Irak : 33 morts dans des attentats

Radio-Canada avec Agence France-Presse et Reuters
Des Irakiens inspectent les lieux d'un attentat à la voiture piégée survenu à Kirkouk, à 240 km au nord de Bagdad. Des Irakiens inspectent les lieux d'un attentat à la voiture piégée survenu à Kirkouk, à 240 km au nord de Bagdad.  Photo :  AFP/MARWAN IBRAHIM

Au moins 33 personnes ont été tuées et 245 autres ont été blessées lors d'une vague d'attentats survenue mercredi à Bagdad et dans deux villes du nord de l'Irak, qui se trouvent dans une bande de territoire revendiquée autant par le gouvernement central que par la région autonome du Kurdistan.

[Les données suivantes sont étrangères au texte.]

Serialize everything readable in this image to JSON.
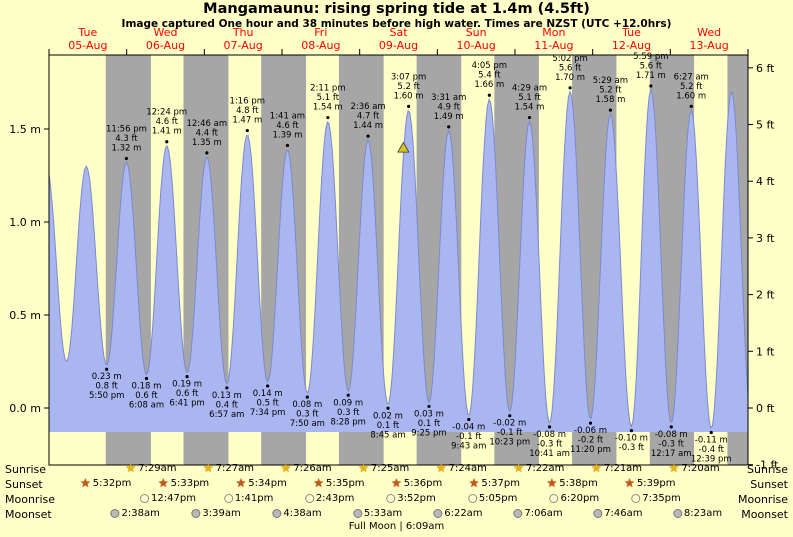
{
  "colors": {
    "background": "#ffffc8",
    "day_band": "#ffffc8",
    "night_band": "#a6a6a6",
    "tide_fill": "#aab6f0",
    "tide_line": "#7b8ad0",
    "date_label": "#ff0000",
    "marker": "#d6c428"
  },
  "chart_data": {
    "type": "area",
    "title": "Mangamaunu: rising  spring tide at 1.4m (4.5ft)",
    "subtitle": "Image captured One hour and 38 minutes before high water. Times are NZST (UTC +12.0hrs)",
    "days": [
      {
        "dow": "Tue",
        "date": "05-Aug"
      },
      {
        "dow": "Wed",
        "date": "06-Aug"
      },
      {
        "dow": "Thu",
        "date": "07-Aug"
      },
      {
        "dow": "Fri",
        "date": "08-Aug"
      },
      {
        "dow": "Sat",
        "date": "09-Aug"
      },
      {
        "dow": "Sun",
        "date": "10-Aug"
      },
      {
        "dow": "Mon",
        "date": "11-Aug"
      },
      {
        "dow": "Tue",
        "date": "12-Aug"
      },
      {
        "dow": "Wed",
        "date": "13-Aug"
      }
    ],
    "y_axis_left": {
      "unit": "m",
      "ticks": [
        0,
        0.5,
        1,
        1.5
      ]
    },
    "y_axis_right": {
      "unit": "ft",
      "ticks": [
        -1,
        0,
        1,
        2,
        3,
        4,
        5,
        6
      ]
    },
    "tide_events": [
      {
        "hours": -0.8,
        "height_m": 1.3,
        "type": "high",
        "label": null
      },
      {
        "hours": 5.4,
        "height_m": 0.25,
        "type": "low",
        "label": null
      },
      {
        "hours": 11.5,
        "height_m": 1.3,
        "type": "high",
        "label": null
      },
      {
        "hours": 17.83,
        "height_m": 0.23,
        "type": "low",
        "label": [
          "0.23 m",
          "0.8 ft",
          "5:50 pm"
        ]
      },
      {
        "hours": 23.93,
        "height_m": 1.32,
        "type": "high",
        "label": [
          "11:56 pm",
          "4.3 ft",
          "1.32 m"
        ]
      },
      {
        "hours": 30.13,
        "height_m": 0.18,
        "type": "low",
        "label": [
          "0.18 m",
          "0.6 ft",
          "6:08 am"
        ]
      },
      {
        "hours": 36.4,
        "height_m": 1.41,
        "type": "high",
        "label": [
          "12:24 pm",
          "4.6 ft",
          "1.41 m"
        ]
      },
      {
        "hours": 42.68,
        "height_m": 0.19,
        "type": "low",
        "label": [
          "0.19 m",
          "0.6 ft",
          "6:41 pm"
        ]
      },
      {
        "hours": 48.77,
        "height_m": 1.35,
        "type": "high",
        "label": [
          "12:46 am",
          "4.4 ft",
          "1.35 m"
        ]
      },
      {
        "hours": 54.95,
        "height_m": 0.13,
        "type": "low",
        "label": [
          "0.13 m",
          "0.4 ft",
          "6:57 am"
        ]
      },
      {
        "hours": 61.27,
        "height_m": 1.47,
        "type": "high",
        "label": [
          "1:16 pm",
          "4.8 ft",
          "1.47 m"
        ]
      },
      {
        "hours": 67.57,
        "height_m": 0.14,
        "type": "low",
        "label": [
          "0.14 m",
          "0.5 ft",
          "7:34 pm"
        ]
      },
      {
        "hours": 73.68,
        "height_m": 1.39,
        "type": "high",
        "label": [
          "1:41 am",
          "4.6 ft",
          "1.39 m"
        ]
      },
      {
        "hours": 79.83,
        "height_m": 0.08,
        "type": "low",
        "label": [
          "0.08 m",
          "0.3 ft",
          "7:50 am"
        ]
      },
      {
        "hours": 86.18,
        "height_m": 1.54,
        "type": "high",
        "label": [
          "2:11 pm",
          "5.1 ft",
          "1.54 m"
        ]
      },
      {
        "hours": 92.47,
        "height_m": 0.09,
        "type": "low",
        "label": [
          "0.09 m",
          "0.3 ft",
          "8:28 pm"
        ]
      },
      {
        "hours": 98.6,
        "height_m": 1.44,
        "type": "high",
        "label": [
          "2:36 am",
          "4.7 ft",
          "1.44 m"
        ]
      },
      {
        "hours": 104.75,
        "height_m": 0.02,
        "type": "low",
        "label": [
          "0.02 m",
          "0.1 ft",
          "8:45 am"
        ]
      },
      {
        "hours": 111.12,
        "height_m": 1.6,
        "type": "high",
        "label": [
          "3:07 pm",
          "5.2 ft",
          "1.60 m"
        ]
      },
      {
        "hours": 117.42,
        "height_m": 0.03,
        "type": "low",
        "label": [
          "0.03 m",
          "0.1 ft",
          "9:25 pm"
        ]
      },
      {
        "hours": 123.52,
        "height_m": 1.49,
        "type": "high",
        "label": [
          "3:31 am",
          "4.9 ft",
          "1.49 m"
        ]
      },
      {
        "hours": 129.72,
        "height_m": -0.04,
        "type": "low",
        "label": [
          "-0.04 m",
          "-0.1 ft",
          "9:43 am"
        ]
      },
      {
        "hours": 136.08,
        "height_m": 1.66,
        "type": "high",
        "label": [
          "4:05 pm",
          "5.4 ft",
          "1.66 m"
        ]
      },
      {
        "hours": 142.38,
        "height_m": -0.02,
        "type": "low",
        "label": [
          "-0.02 m",
          "-0.1 ft",
          "10:23 pm"
        ]
      },
      {
        "hours": 148.48,
        "height_m": 1.54,
        "type": "high",
        "label": [
          "4:29 am",
          "5.1 ft",
          "1.54 m"
        ]
      },
      {
        "hours": 154.68,
        "height_m": -0.08,
        "type": "low",
        "label": [
          "-0.08 m",
          "-0.3 ft",
          "10:41 am"
        ]
      },
      {
        "hours": 161.03,
        "height_m": 1.7,
        "type": "high",
        "label": [
          "5:02 pm",
          "5.6 ft",
          "1.70 m"
        ]
      },
      {
        "hours": 167.33,
        "height_m": -0.06,
        "type": "low",
        "label": [
          "-0.06 m",
          "-0.2 ft",
          "11:20 pm"
        ]
      },
      {
        "hours": 173.48,
        "height_m": 1.58,
        "type": "high",
        "label": [
          "5:29 am",
          "5.2 ft",
          "1.58 m"
        ]
      },
      {
        "hours": 179.97,
        "height_m": -0.1,
        "type": "low",
        "label": [
          "-0.10 m",
          "-0.3 ft"
        ]
      },
      {
        "hours": 185.98,
        "height_m": 1.71,
        "type": "high",
        "label": [
          "5:59 pm",
          "5.6 ft",
          "1.71 m"
        ]
      },
      {
        "hours": 192.28,
        "height_m": -0.08,
        "type": "low",
        "label": [
          "-0.08 m",
          "-0.3 ft",
          "12:17 am"
        ]
      },
      {
        "hours": 198.45,
        "height_m": 1.6,
        "type": "high",
        "label": [
          "6:27 am",
          "5.2 ft",
          "1.60 m"
        ]
      },
      {
        "hours": 204.65,
        "height_m": -0.11,
        "type": "low",
        "label": [
          "-0.11 m",
          "-0.4 ft",
          "12:39 pm"
        ]
      },
      {
        "hours": 210.9,
        "height_m": 1.7,
        "type": "high",
        "label": null
      },
      {
        "hours": 217.2,
        "height_m": -0.1,
        "type": "low",
        "label": null
      }
    ],
    "current_position_marker": {
      "symbol": "triangle",
      "hours": 109.5,
      "height_m": 1.4,
      "color": "#d6c428"
    }
  },
  "astro": {
    "rows": [
      {
        "label": "Sunrise",
        "icon": "sunrise-star",
        "events": [
          {
            "day": 1,
            "time": "7:29am"
          },
          {
            "day": 2,
            "time": "7:27am"
          },
          {
            "day": 3,
            "time": "7:26am"
          },
          {
            "day": 4,
            "time": "7:25am"
          },
          {
            "day": 5,
            "time": "7:24am"
          },
          {
            "day": 6,
            "time": "7:22am"
          },
          {
            "day": 7,
            "time": "7:21am"
          },
          {
            "day": 8,
            "time": "7:20am"
          }
        ]
      },
      {
        "label": "Sunset",
        "icon": "sunset-star",
        "events": [
          {
            "day": 0,
            "time": "5:32pm"
          },
          {
            "day": 1,
            "time": "5:33pm"
          },
          {
            "day": 2,
            "time": "5:34pm"
          },
          {
            "day": 3,
            "time": "5:35pm"
          },
          {
            "day": 4,
            "time": "5:36pm"
          },
          {
            "day": 5,
            "time": "5:37pm"
          },
          {
            "day": 6,
            "time": "5:38pm"
          },
          {
            "day": 7,
            "time": "5:39pm"
          }
        ]
      },
      {
        "label": "Moonrise",
        "icon": "moonrise-circle",
        "events": [
          {
            "day": 1,
            "time": "12:47pm"
          },
          {
            "day": 2,
            "time": "1:41pm"
          },
          {
            "day": 3,
            "time": "2:43pm"
          },
          {
            "day": 4,
            "time": "3:52pm"
          },
          {
            "day": 5,
            "time": "5:05pm"
          },
          {
            "day": 6,
            "time": "6:20pm"
          },
          {
            "day": 7,
            "time": "7:35pm"
          }
        ]
      },
      {
        "label": "Moonset",
        "icon": "moonset-circle",
        "events": [
          {
            "day": 1,
            "time": "2:38am"
          },
          {
            "day": 2,
            "time": "3:39am"
          },
          {
            "day": 3,
            "time": "4:38am"
          },
          {
            "day": 4,
            "time": "5:33am"
          },
          {
            "day": 5,
            "time": "6:22am"
          },
          {
            "day": 6,
            "time": "7:06am"
          },
          {
            "day": 7,
            "time": "7:46am"
          },
          {
            "day": 8,
            "time": "8:23am"
          }
        ]
      }
    ],
    "footer": "Full Moon | 6:09am"
  }
}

L'attaque la plus sanglante s'est produite à Kirkouk, à 240 km au nord de Bagdad, lorsqu'un kamikaze a fait exploser une voiture piégée. Un deuxième attentat à la voiture piégée visant un responsable local du Parti démocratique du Kurdistan (PDK), Mohammed Kamal, est ensuite survenu à 500 mètres de là. Au moins 19 personnes ont perdu la vie et 190 autres ont été blessées dans les deux attaques, a indiqué le chef des services sanitaires de la province, Sadiq Omar Rassoul.

Plus au sud, à Touz Khourmatou, cinq civils ont été tués et 40 personnes ont été blessées dans l'explosion d'une voiture piégée. L'attaque visait des forces de sécurité kurdes et a eu lieu près des locaux de l'Union patriotique du Kurdistan du président Jalal Talabani.

Selon plusieurs experts, les tensions dans cette zone du pays, liées aux richesse pétrolières, représentent la plus forte menace pour la stabilité à long terme du pays.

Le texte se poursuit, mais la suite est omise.